To go back to an earlier example, then, what made Einstein’s theory of gravity "better" than Newton’s was not that one was falsified while the other was not, but instead that Einstein’s explained everything that the earlier theory did while at the same time offering new predictions, some of which were confirmed (such as Eddington’s expedition to observe the eclipse of the sun in 1916).
The conflict in science is thus not between theories and experiments but always between rival theories. The problem with sophisticated falsification, however, arises from the fact that it is always a series of theories that are consequently referred to as scientific or non-scientific and never a single theory on its own. Where we have two incompatible theories, we may try to replace one with the other, and vice versa, in order to see which (if either) provides the greatest increase in empirical content; but we must fall back on the conventionalist aspects of methodological falsificationism or the untenable assumptions of dogmatic falsificationism in order to ultimately make a choice. After all, calling novel facts corroborated presupposes a clear demarcation between observational and theoretical terms and also that we have a straightforward situation in which no anomalies are involved – both decisions of convention as to what constitutes "basic" or "background" knowledge when undertaking the process. We have the additional difficulty of not knowing whether a potential falsifier refers to the theory being tested – the explanatory theory – or the underlying one(s) used to make sense of it – the interpretive theory. If we can satisfy the requirements of sophisticated falsificationism, which should we reject? Propositions are also no more proven by experiment for sophisticated falsificationism than they were for the dogmatic version, while we can make the same mistakes in rejecting true theories when we assume that excess empirical content has been demonstrated – not least because a different ceteris paribus clause may have new consequences that can be tested. Finally, we are still no closer to explicating the tenacity of theories, even when the conditions of sophisticated falsificationism would have us conclude them falsified, which we again find in the history of science.
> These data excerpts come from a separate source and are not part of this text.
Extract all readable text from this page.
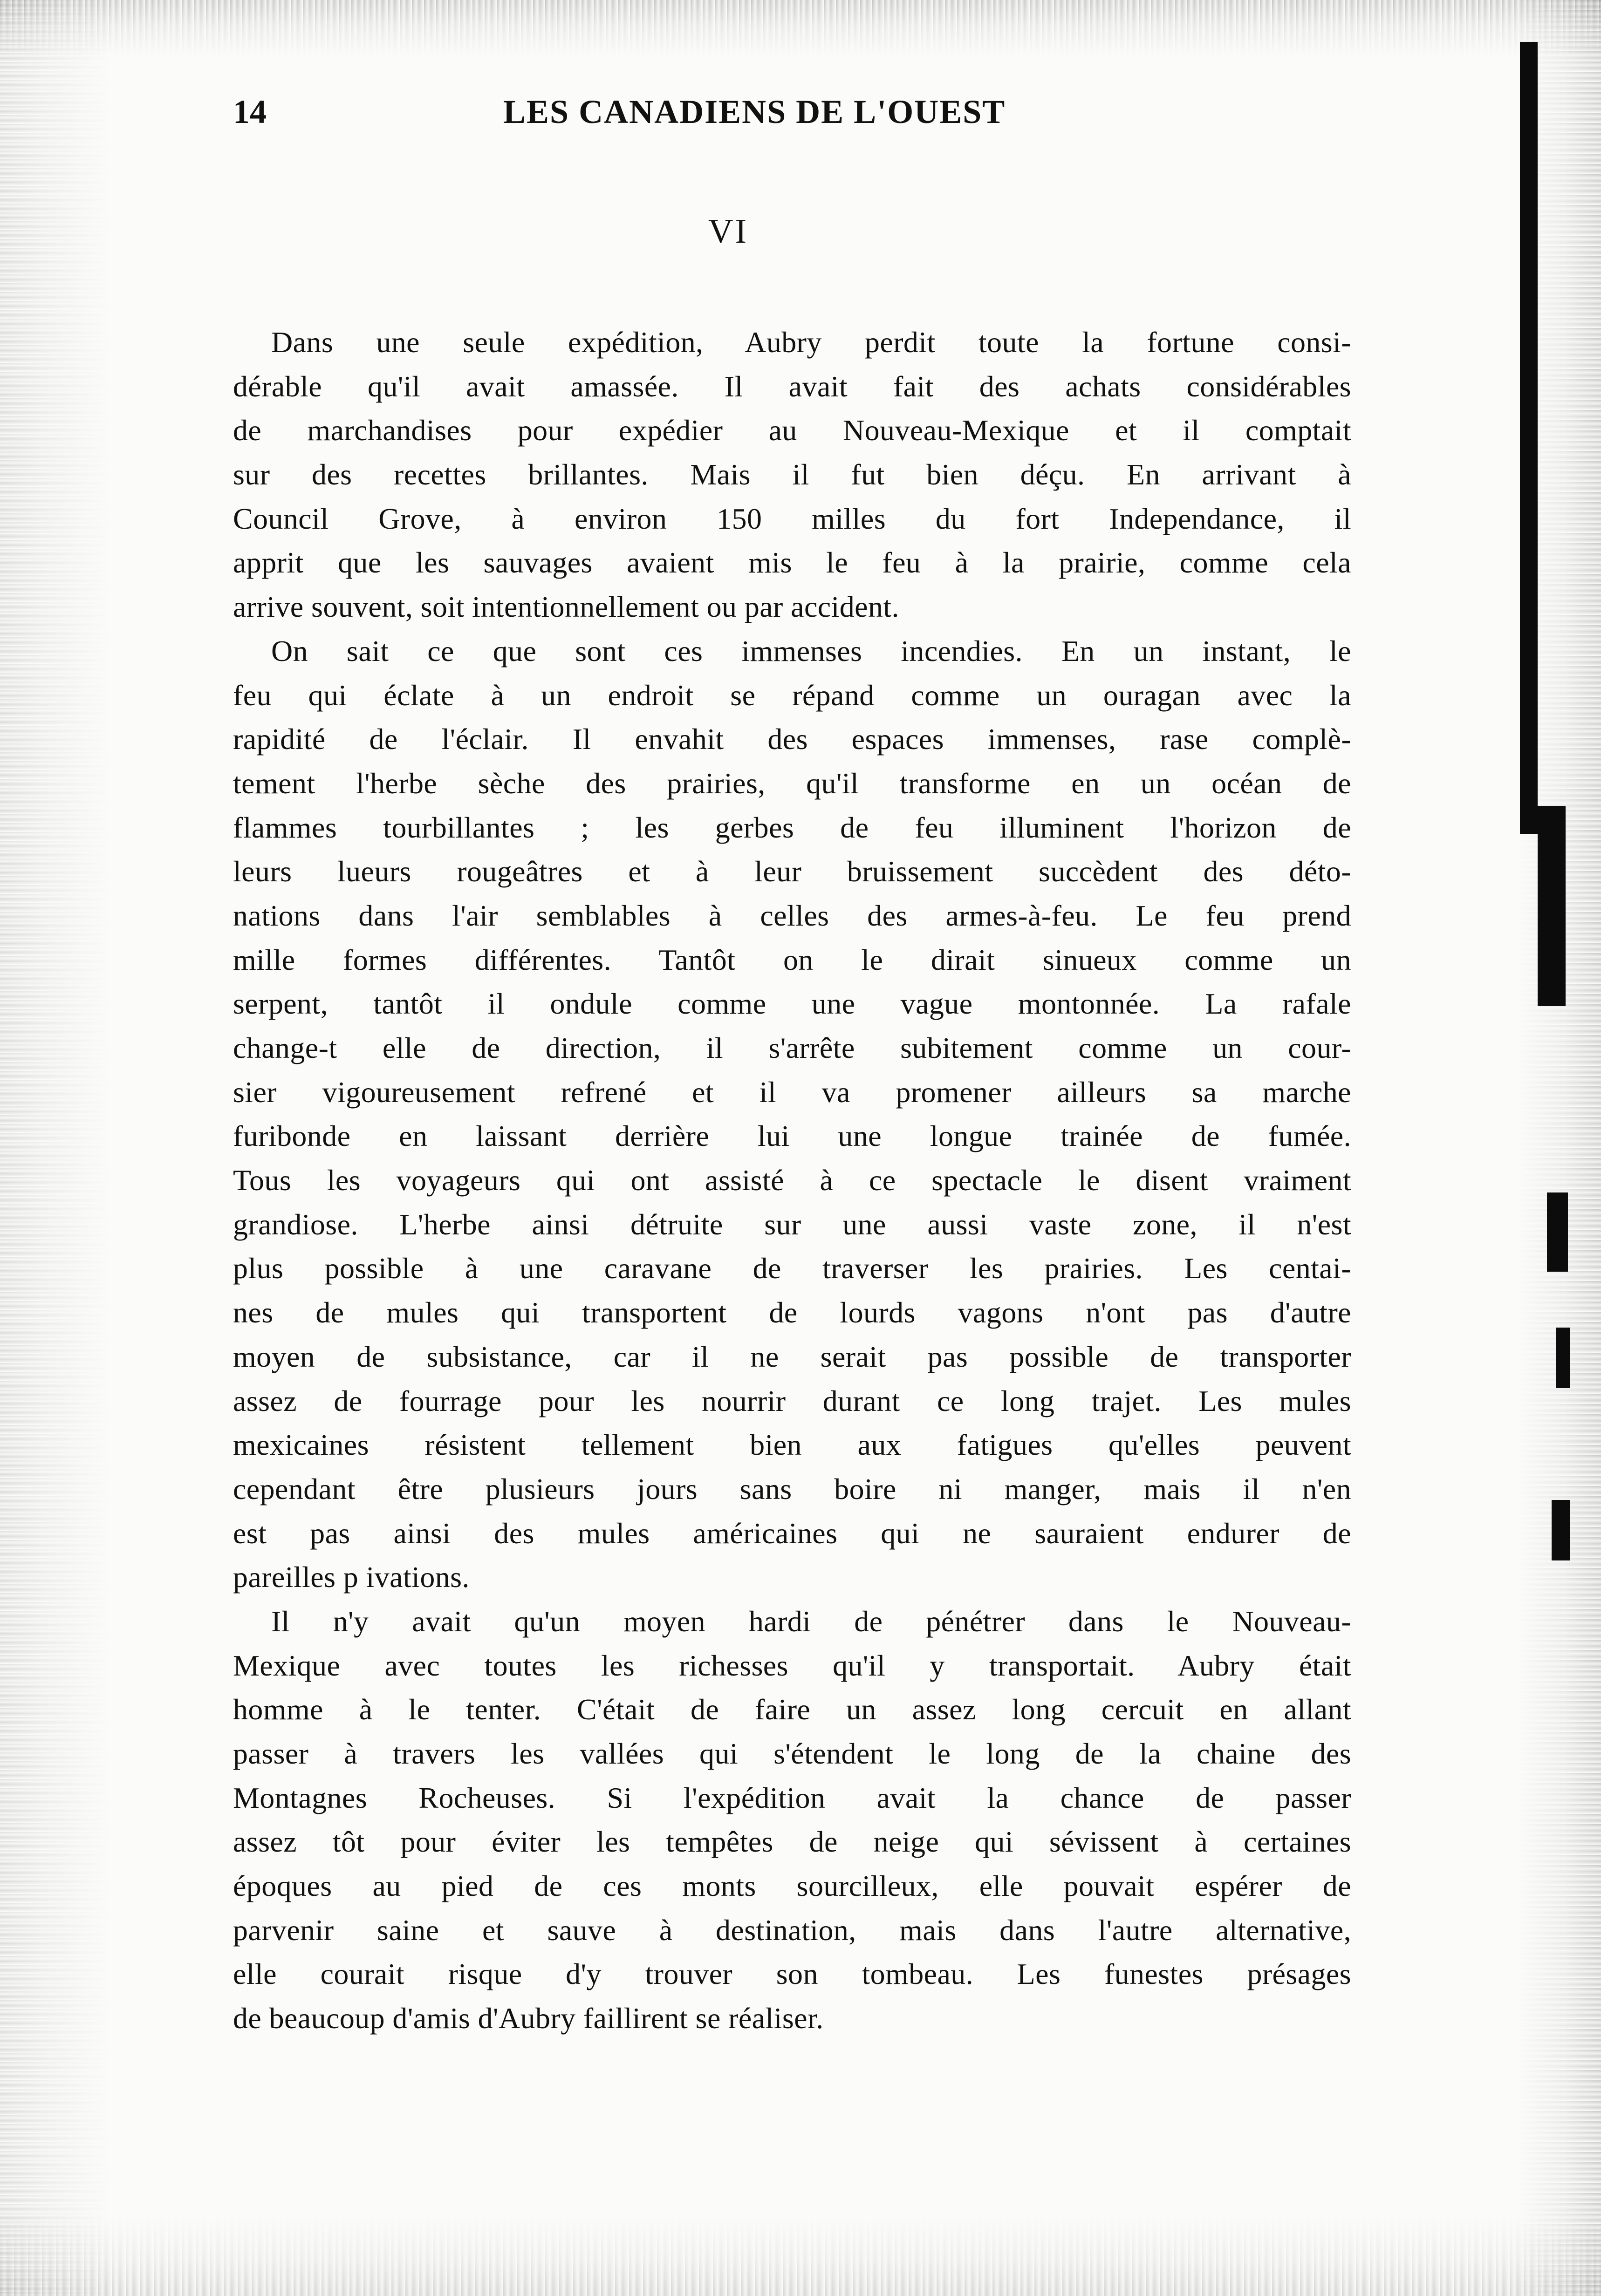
14	LES CANADIENS DE L'OUEST
VI
Dans une seule expédition, Aubry perdit toute la fortune consi-
dérable qu'il avait amassée. Il avait fait des achats considérables
de marchandises pour expédier au Nouveau-Mexique et il comptait
sur des recettes brillantes. Mais il fut bien déçu. En arrivant à
Council Grove, à environ 150 milles du fort Independance, il
apprit que les sauvages avaient mis le feu à la prairie, comme cela
arrive souvent, soit intentionnellement ou par accident.
On sait ce que sont ces immenses incendies. En un instant, le
feu qui éclate à un endroit se répand comme un ouragan avec la
rapidité de l'éclair. Il envahit des espaces immenses, rase complè-
tement l'herbe sèche des prairies, qu'il transforme en un océan de
flammes tourbillantes ; les gerbes de feu illuminent l'horizon de
leurs lueurs rougeâtres et à leur bruissement succèdent des déto-
nations dans l'air semblables à celles des armes-à-feu. Le feu prend
mille formes différentes. Tantôt on le dirait sinueux comme un
serpent, tantôt il ondule comme une vague montonnée. La rafale
change-t elle de direction, il s'arrête subitement comme un cour-
sier vigoureusement refrené et il va promener ailleurs sa marche
furibonde en laissant derrière lui une longue trainée de fumée.
Tous les voyageurs qui ont assisté à ce spectacle le disent vraiment
grandiose. L'herbe ainsi détruite sur une aussi vaste zone, il n'est
plus possible à une caravane de traverser les prairies. Les centai-
nes de mules qui transportent de lourds vagons n'ont pas d'autre
moyen de subsistance, car il ne serait pas possible de transporter
assez de fourrage pour les nourrir durant ce long trajet. Les mules
mexicaines résistent tellement bien aux fatigues qu'elles peuvent
cependant être plusieurs jours sans boire ni manger, mais il n'en
est pas ainsi des mules américaines qui ne sauraient endurer de
pareilles p ivations.
Il n'y avait qu'un moyen hardi de pénétrer dans le Nouveau-
Mexique avec toutes les richesses qu'il y transportait. Aubry était
homme à le tenter. C'était de faire un assez long cercuit en allant
passer à travers les vallées qui s'étendent le long de la chaine des
Montagnes Rocheuses. Si l'expédition avait la chance de passer
assez tôt pour éviter les tempêtes de neige qui sévissent à certaines
époques au pied de ces monts sourcilleux, elle pouvait espérer de
parvenir saine et sauve à destination, mais dans l'autre alternative,
elle courait risque d'y trouver son tombeau. Les funestes présages
de beaucoup d'amis d'Aubry faillirent se réaliser.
In summary, then, falsificationism in its various forms is an interesting idea but insufficient either to characterise science or solve the demarcation problem. It suffers from a series of logical and philosophical difficulties that should perhaps give us pause if hoping to find a single answer to what makes good science and what does not.
Feyerabend, P.K., Against Method (London: Verso, 1975).
Kuhn, T.S., The Structure of Scientific Revolutions (Chicago: University of Chicago Press, 1962).
Lakatos, I., The methodology of scientific research programmes (Cambridge: Cambridge University Press, 1978).
Popper, K.R., The Logic of Scientific Discovery (New York: Basic Books, 1959).